Given that Drill can work with self-describing data such as HBase and file systems without central metadata definitions, there are scenarios where the file formats do not have defined data types for the data. HBase, for example, always treats data as binary. Drill provides auxiliary functions to cast (or interpret) the data as certain data types. The following are a few examples of how to cast data as a specific data type. For more information about the SQL queries in Drill, see the Apache Drill documentation: http://drill.apache.org/docs/.

Important:

When writing queries for Drill, you must enclose all table and schema names in backticks (`). For examples of this syntax, see the queries below.
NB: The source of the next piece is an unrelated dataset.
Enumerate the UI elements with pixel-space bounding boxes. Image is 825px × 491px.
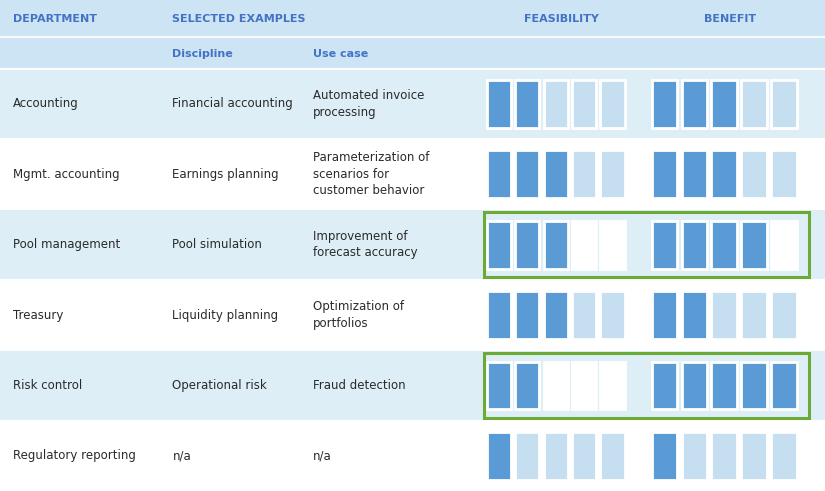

HBase and Parquet store data in binary format. In SQL statements, you need to cast binary data to another format explicitly to view the data. For example, the following query displays results from an HBase database in binary format:

SELECT account['name'] FROM `hbase`.`students`

The following query displays the same results in string format:

SELECT CAST(account['name'] AS varchar(20)) FROM `hbase`.`students`

The following query displays results from a Parquet file in binary format:

SELECT column1 FROM `dfs`.`default`.`./opt/drill/test.parquet`

The following query displays the same results in string format:

SELECT CAST(column1 AS varchar(20)) FROM `dfs`.`default`.`./opt/drill/test.parquet`

You can also cast the data as other data types, such as integer or date formats, as needed.